First, you will need to make a Tripwire Enterprise user as indicated, but what it doesn't give is detail on creating a specific role for that user and changing the TE server properties to allow that user to login via the SOAP API to TE. So, what you'll want to do first is in TE, go to Settings and Roles and create a new role (name it whatever you want) and give it the privileges defined in the pdf to that role. Then, create your user and assign it the role you just created. Make sure to add your user into your AD if you are using AD as your login method, or the new user won't be able to login at all. Additionally, you will need to login to your TE console server(s) and locate the server.properties file located in the /$TEinstalldir$/TE/Server/data/config and change the following entry from true to false: tw.securityAuditLog.enabled. This is true by default and only allows the built-in admin account for TE to access to the SOAP API, so this MUST be changed to use a different account. Of course, restart your TE server service after making this change.
Once this is all done, you can install the addon on the search head (has to be on the search head, not deployment server), and input the configs for your TE console.

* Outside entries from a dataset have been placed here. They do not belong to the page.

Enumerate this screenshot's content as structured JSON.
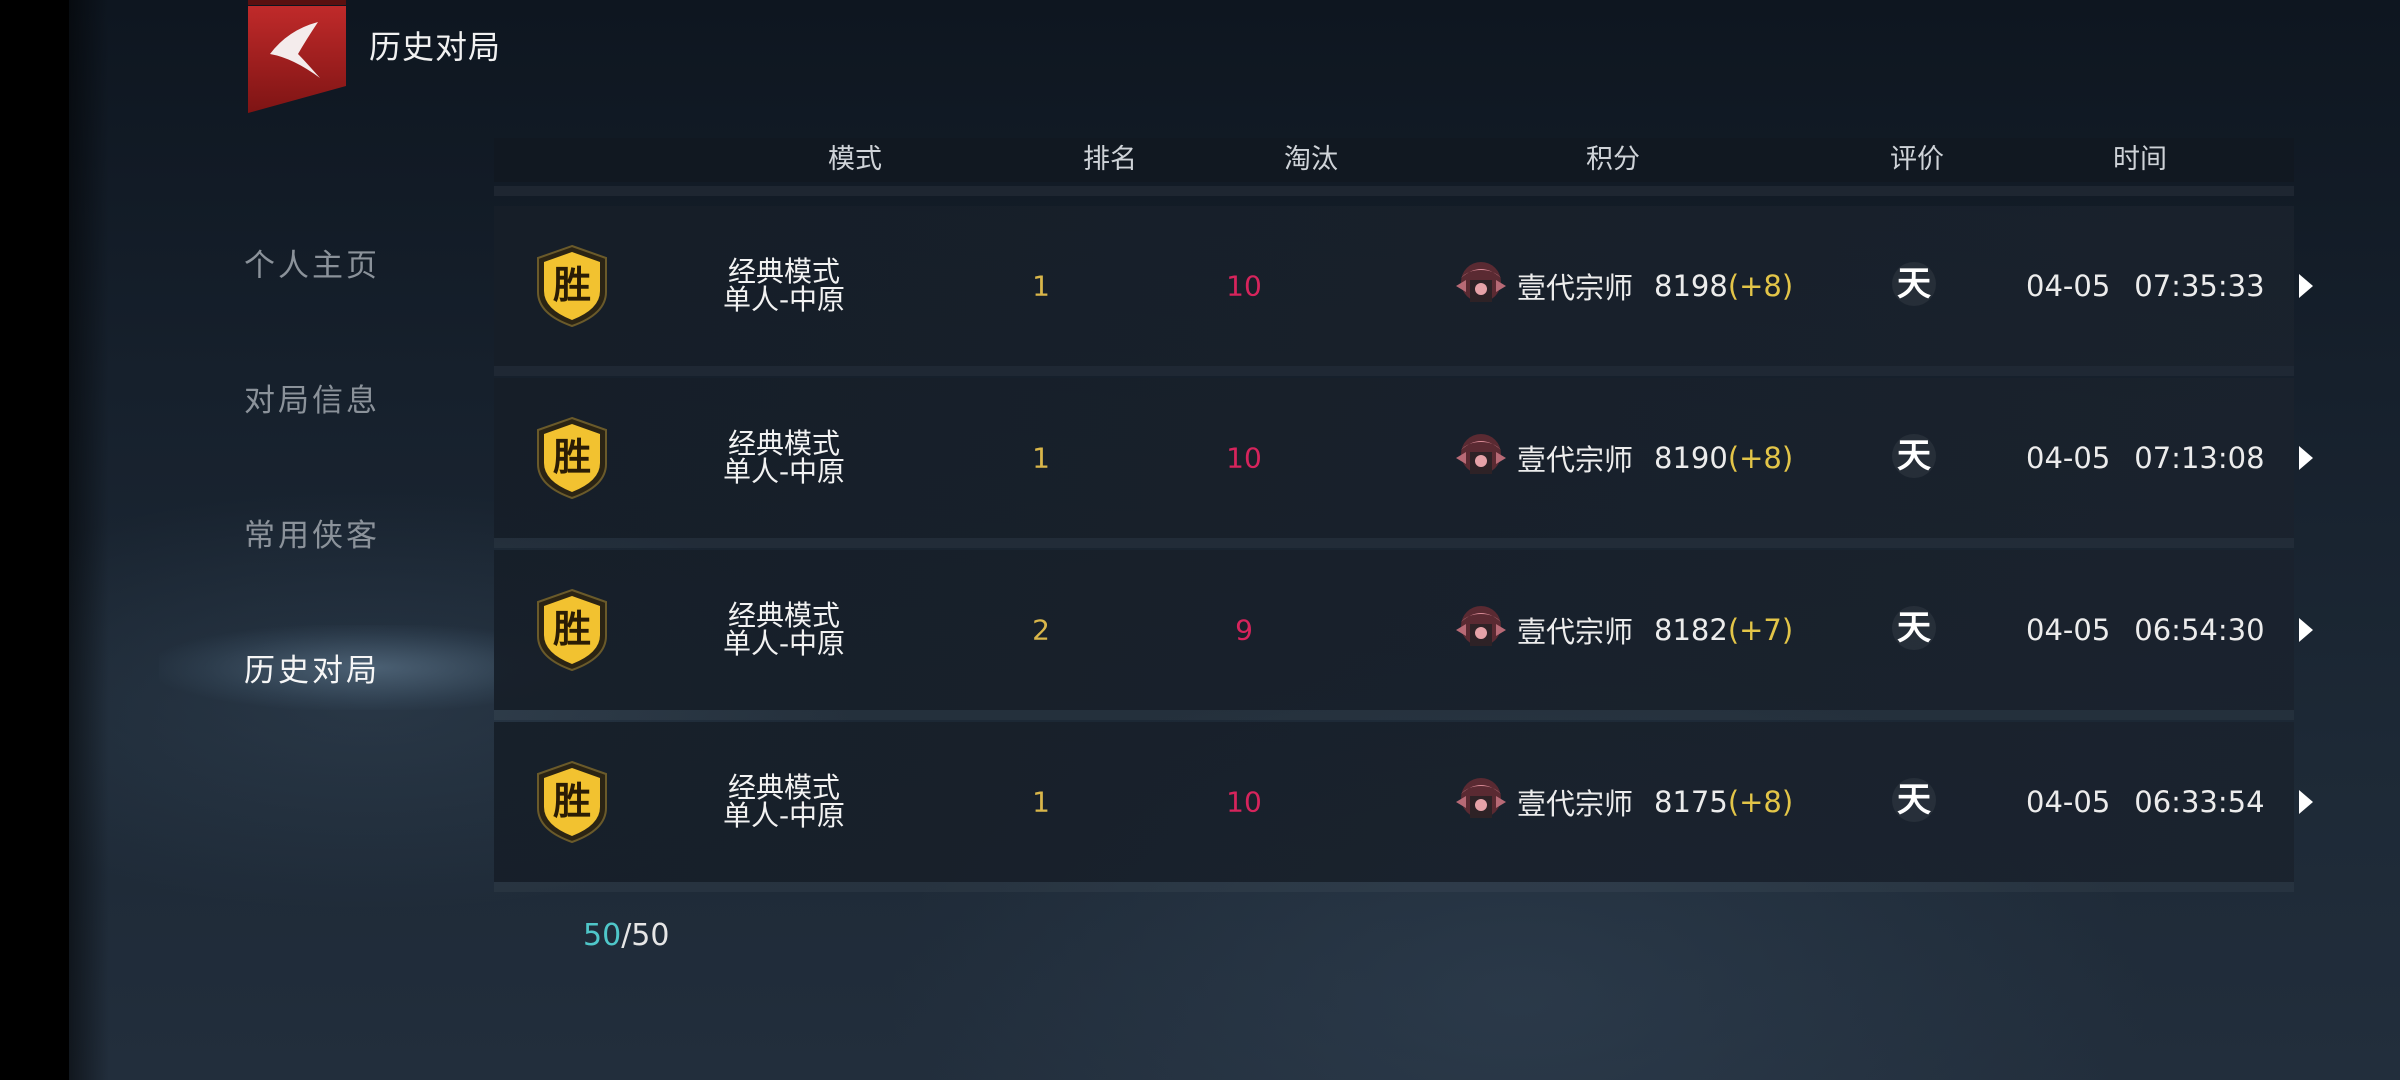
{
  "header": {
    "title": "历史对局"
  },
  "sidebar": {
    "items": [
      {
        "label": "个人主页",
        "active": false
      },
      {
        "label": "对局信息",
        "active": false
      },
      {
        "label": "常用侠客",
        "active": false
      },
      {
        "label": "历史对局",
        "active": true
      }
    ]
  },
  "table": {
    "columns": [
      "模式",
      "排名",
      "淘汰",
      "积分",
      "评价",
      "时间"
    ],
    "rows": [
      {
        "result": "胜",
        "mode": "经典模式",
        "submode": "单人-中原",
        "rank": "1",
        "kills": "10",
        "tier": "壹代宗师",
        "score": "8198",
        "delta": "(+8)",
        "rating": "天",
        "date": "04-05",
        "time": "07:35:33"
      },
      {
        "result": "胜",
        "mode": "经典模式",
        "submode": "单人-中原",
        "rank": "1",
        "kills": "10",
        "tier": "壹代宗师",
        "score": "8190",
        "delta": "(+8)",
        "rating": "天",
        "date": "04-05",
        "time": "07:13:08"
      },
      {
        "result": "胜",
        "mode": "经典模式",
        "submode": "单人-中原",
        "rank": "2",
        "kills": "9",
        "tier": "壹代宗师",
        "score": "8182",
        "delta": "(+7)",
        "rating": "天",
        "date": "04-05",
        "time": "06:54:30"
      },
      {
        "result": "胜",
        "mode": "经典模式",
        "submode": "单人-中原",
        "rank": "1",
        "kills": "10",
        "tier": "壹代宗师",
        "score": "8175",
        "delta": "(+8)",
        "rating": "天",
        "date": "04-05",
        "time": "06:33:54"
      }
    ]
  },
  "pagination": {
    "current": "50",
    "separator": "/",
    "total": "50"
  },
  "colors": {
    "accent_teal": "#4fc7c9",
    "rank_gold": "#d9b64a",
    "kills_red": "#d6245c",
    "delta_gold": "#e3c548",
    "badge_gold": "#f2c230"
  },
  "icons": {
    "back": "back-arrow-icon",
    "row_arrow": "play-arrow-icon",
    "tier": "tier-emblem-icon",
    "result": "win-badge-icon"
  }
}
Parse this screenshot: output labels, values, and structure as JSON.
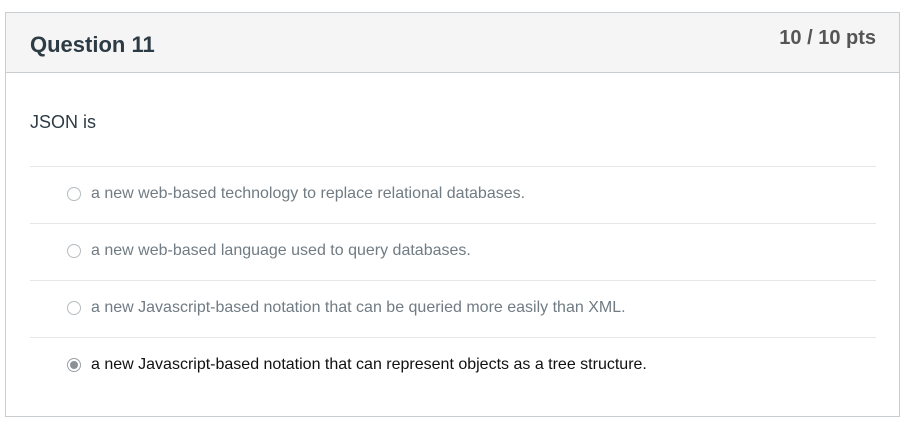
{
  "question": {
    "title": "Question 11",
    "points": "10 / 10 pts",
    "text": "JSON is",
    "answers": [
      {
        "label": "a new web-based technology to replace relational databases.",
        "selected": false
      },
      {
        "label": "a new web-based language used to query databases.",
        "selected": false
      },
      {
        "label": "a new Javascript-based notation that can be queried more easily than XML.",
        "selected": false
      },
      {
        "label": "a new Javascript-based notation that can represent objects as a tree structure.",
        "selected": true
      }
    ]
  }
}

One hang up I had was in step 3 of the document for distributed install, it says "Fill in the Setup screen config parameters as if you were configuring the settings from your heavy forwarder". Not sure what they mean by that, but the only thing you configure related to the heavy forwarder is to check the box for "Monitor data on forwarders". The rest of the settings like IP etc. still need to be your TE console server.
The next steps are pretty good in the document accept one hiccup I had possibly came from not getting all the permissions transferred right from the search head to my other boxes. The best way I found to do this was to tar the entire directory, i.e.
tar -czvf filename.tar.gz /TA-tripwire_enterprise_FWD, which creates a tar file that you can then move to the other server and then untar it using tar -xpzvf (the p switch tells it to keep all permissions) filename.tar.gz. Of course make sure you have the file in the right place to untar it etc. This kept the permissions in tact. There are probably other methods as well, but this is what I found worked well and easy. The TA dir. goes to the heavy forwarder and any other search heads. THe SA only goes to indexers.
Once you get all the rest of the steps (pretty straightforward) complete, you should be able to go to the /opt/teexports dir (for Splunk on LInux - Windows is diff) and see new folders being created for FIM, SCM etc. There will also be csv files that get created, but make sure to watch them for size. If they are just created but the size stays at 0, something's wrong.
To check for any issues, you can check the log file at $SPLUNKHOME/var/log/splunk/tripwire.log. The standard place for LInux would be /opt/splunk/var/log/splunk/tripwire.log, unless your splunkhome was intentionally placed somewhere else. A couple errors I got in this log were: ERROR: Exception in tripwire.py along with "The username or password is incorrect'. This occurred because I hadn't created my user in AD yet, so it couldn't log in to TE at all. Another error was ERROR: Exception in tripwire.py along with 'ONly the built-in administrator can access the SOAP API while in Common Criteria mode' This was due to not switching the server.properties setting to false instead of true, which was blocking my new user from accessing the TE API.
I hope this helps anyone looking at this.